A questo scenario di scuole che sono aperte d’estate (sebbene con tutte le difficoltà del caso per l’inadeguatezza delle strutture), per continuare ad accogliere e supportare chi rischia di disseminare solo briciole e di perdersi nell’intricato bosco di un contesto sociale sfavorevole, fatto anche di resistenze da parte degli stessi genitori, poco propensi ad accettare pure quest’opportunità, fa da contraltare anche la necessità di rispondere all’esigenza dei genitori lavoratori di assicurarsi un luogo in cui tenere i propri figli, salvo i limiti strutturali delle scuole stesse, che non possono essere ignorati o ritenuti irrilevanti.

Un tempo a questa esigenza si rispondeva con possibilità alternative alla scuola: si pensi alle colonie, ai campi estivi e a tutta una serie di modalità organizzative che permettevano ai minori anche di cambiare completamente contesti esperienziali.

Oggi si guarda alla scuola come luogo privilegiato per rispondere a tutte le esigenze possibili, a prescindere da ciò di cui tali esigenze avrebbero realmente bisogno per essere pienamente soddisfatte, sia in termini di risorse, adeguatezza delle strutture, personale ad hoc, etc., sia in relazione alla necessità di garantire in primis contesti adeguati, a salvaguardia del benessere psicofisico di bambine/i, ragazze/i.

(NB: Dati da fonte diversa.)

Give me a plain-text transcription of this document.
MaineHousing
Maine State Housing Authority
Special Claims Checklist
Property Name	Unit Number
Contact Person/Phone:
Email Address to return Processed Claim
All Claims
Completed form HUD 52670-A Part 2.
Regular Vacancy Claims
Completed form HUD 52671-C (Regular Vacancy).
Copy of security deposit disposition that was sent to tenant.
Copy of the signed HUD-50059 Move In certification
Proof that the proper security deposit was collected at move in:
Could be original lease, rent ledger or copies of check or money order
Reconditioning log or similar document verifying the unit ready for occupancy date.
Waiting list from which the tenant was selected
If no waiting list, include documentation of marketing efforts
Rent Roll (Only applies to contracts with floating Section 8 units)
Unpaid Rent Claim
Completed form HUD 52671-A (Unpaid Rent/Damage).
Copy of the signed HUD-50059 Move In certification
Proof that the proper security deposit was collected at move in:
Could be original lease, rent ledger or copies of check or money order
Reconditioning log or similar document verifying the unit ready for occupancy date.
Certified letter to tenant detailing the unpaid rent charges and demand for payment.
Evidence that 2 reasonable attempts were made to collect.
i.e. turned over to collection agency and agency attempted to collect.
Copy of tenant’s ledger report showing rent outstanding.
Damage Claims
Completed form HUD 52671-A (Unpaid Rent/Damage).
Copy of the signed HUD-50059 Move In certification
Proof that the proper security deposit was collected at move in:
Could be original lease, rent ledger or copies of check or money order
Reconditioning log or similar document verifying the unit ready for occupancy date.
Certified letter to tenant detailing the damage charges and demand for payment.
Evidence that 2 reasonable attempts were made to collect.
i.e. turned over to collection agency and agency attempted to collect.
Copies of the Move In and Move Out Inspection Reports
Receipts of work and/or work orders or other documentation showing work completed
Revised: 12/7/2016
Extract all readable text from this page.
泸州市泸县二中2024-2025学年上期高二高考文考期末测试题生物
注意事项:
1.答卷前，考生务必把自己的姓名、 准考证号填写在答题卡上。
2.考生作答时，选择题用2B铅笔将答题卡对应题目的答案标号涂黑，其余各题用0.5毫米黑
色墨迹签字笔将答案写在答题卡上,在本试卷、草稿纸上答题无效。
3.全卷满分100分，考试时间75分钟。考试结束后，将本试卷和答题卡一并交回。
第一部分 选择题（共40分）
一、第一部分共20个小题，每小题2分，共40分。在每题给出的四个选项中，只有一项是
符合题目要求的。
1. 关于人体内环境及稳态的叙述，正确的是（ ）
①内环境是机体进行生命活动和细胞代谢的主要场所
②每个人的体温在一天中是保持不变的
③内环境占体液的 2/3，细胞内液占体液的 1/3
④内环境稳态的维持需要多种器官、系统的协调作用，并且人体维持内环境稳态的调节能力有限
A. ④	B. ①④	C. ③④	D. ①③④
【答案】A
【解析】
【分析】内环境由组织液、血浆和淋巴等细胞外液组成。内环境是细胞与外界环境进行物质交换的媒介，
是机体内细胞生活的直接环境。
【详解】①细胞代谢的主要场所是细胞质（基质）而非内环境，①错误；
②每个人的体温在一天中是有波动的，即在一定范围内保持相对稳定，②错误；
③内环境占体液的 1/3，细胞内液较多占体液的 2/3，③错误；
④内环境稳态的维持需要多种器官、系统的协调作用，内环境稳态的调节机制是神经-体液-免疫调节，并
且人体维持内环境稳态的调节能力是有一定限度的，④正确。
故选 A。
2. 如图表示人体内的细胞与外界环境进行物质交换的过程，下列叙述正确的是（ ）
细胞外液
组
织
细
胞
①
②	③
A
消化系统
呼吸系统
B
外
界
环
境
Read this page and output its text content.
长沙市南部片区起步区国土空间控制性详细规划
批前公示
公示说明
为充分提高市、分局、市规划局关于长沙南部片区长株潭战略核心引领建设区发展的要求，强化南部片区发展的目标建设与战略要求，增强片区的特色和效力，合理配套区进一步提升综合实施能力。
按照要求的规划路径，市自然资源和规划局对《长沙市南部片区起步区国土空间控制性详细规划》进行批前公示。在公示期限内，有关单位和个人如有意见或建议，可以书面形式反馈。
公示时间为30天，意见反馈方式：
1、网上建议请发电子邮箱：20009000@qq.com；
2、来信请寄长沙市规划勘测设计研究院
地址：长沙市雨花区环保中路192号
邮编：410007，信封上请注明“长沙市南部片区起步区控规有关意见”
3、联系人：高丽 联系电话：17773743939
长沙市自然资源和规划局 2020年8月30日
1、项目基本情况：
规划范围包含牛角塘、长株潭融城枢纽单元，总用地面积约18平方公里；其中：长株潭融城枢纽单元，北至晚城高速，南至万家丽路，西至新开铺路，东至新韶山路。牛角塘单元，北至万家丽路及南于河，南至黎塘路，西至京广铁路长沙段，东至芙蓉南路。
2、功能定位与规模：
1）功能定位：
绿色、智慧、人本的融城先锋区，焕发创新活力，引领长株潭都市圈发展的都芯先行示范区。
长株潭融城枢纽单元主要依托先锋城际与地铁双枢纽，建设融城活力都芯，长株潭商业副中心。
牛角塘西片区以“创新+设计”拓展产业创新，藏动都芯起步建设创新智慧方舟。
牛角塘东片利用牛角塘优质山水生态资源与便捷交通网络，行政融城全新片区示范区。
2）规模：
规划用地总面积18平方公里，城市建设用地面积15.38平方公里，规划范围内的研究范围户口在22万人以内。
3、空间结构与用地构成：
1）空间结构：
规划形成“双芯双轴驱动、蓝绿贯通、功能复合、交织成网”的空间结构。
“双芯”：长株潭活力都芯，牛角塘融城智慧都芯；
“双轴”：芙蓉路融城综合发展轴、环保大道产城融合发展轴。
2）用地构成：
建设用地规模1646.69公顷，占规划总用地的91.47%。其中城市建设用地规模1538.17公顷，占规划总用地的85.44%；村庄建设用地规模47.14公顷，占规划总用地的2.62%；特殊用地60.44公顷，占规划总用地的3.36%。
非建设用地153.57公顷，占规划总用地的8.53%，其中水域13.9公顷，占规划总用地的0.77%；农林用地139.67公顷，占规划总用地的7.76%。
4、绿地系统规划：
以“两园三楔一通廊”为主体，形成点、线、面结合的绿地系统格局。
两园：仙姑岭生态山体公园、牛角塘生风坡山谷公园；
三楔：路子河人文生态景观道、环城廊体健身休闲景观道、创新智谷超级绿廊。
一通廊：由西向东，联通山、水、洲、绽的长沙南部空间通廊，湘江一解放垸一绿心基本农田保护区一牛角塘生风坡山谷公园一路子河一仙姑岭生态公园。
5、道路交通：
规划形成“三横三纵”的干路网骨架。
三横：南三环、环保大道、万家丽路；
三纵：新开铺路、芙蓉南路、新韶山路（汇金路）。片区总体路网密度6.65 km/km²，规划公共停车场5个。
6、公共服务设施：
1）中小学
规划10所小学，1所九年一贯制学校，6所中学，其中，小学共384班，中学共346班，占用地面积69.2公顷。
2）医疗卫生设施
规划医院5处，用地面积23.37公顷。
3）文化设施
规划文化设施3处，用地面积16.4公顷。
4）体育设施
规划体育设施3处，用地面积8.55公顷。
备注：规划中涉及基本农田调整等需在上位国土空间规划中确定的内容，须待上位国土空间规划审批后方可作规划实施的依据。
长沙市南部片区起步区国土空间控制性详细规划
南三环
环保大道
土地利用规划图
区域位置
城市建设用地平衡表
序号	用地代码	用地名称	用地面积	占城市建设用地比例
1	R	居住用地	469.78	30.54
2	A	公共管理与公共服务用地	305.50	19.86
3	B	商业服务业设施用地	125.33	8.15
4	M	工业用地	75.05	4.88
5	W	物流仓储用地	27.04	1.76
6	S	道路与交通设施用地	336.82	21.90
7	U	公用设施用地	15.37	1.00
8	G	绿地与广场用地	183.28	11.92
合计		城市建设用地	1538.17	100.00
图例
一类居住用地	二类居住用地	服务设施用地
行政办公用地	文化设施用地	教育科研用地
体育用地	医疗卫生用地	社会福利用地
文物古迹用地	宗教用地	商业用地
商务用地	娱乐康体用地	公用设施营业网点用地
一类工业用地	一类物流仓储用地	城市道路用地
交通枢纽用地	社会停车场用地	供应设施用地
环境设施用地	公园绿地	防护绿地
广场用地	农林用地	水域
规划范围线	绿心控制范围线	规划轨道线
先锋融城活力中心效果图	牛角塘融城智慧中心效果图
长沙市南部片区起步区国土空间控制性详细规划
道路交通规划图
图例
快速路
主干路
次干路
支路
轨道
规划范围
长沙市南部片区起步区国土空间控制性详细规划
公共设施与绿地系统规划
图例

Tra scuola ed extra-scuola: un filo da riannodare

Quando si parla di scuole aperte d’estate, restano sullo sfondo luci (poche) e ombre (molte), soprattutto in riferimento alla salvaguardia dell’identità di una Scuola in ogni sua forma organizzativa.

La ministra Fedeli ha affermato che «Non ci si può confondere parlando di scuola aperta d’estate, e chi lo fa conosce molto poco la scuola italiana. Non c’è solo l’anno scolastico, ci possono essere attività con associazioni o altri soggetti ma tutto questo non c’entra con la docenza. Quindi non ci saranno docenti in estate»: in un’ottica di comunità educante allargata al territorio potrebbe avere anche un senso, ma è necessario da un lato costruirne i reali presupposti, dall’altro non dare così per scontato che “la docenza” non ne possa essere coinvolta, se vista nella sua più ampia accezione di “mediazione”.

Il dibattito è ormai avviato, e cosa possano fare realmente le scuole d’estate dipende da una serie di innumerevoli variabili, tutte da ponderare con obiettività e serio investimento di risorse, mettendo da parte proclami e slogan.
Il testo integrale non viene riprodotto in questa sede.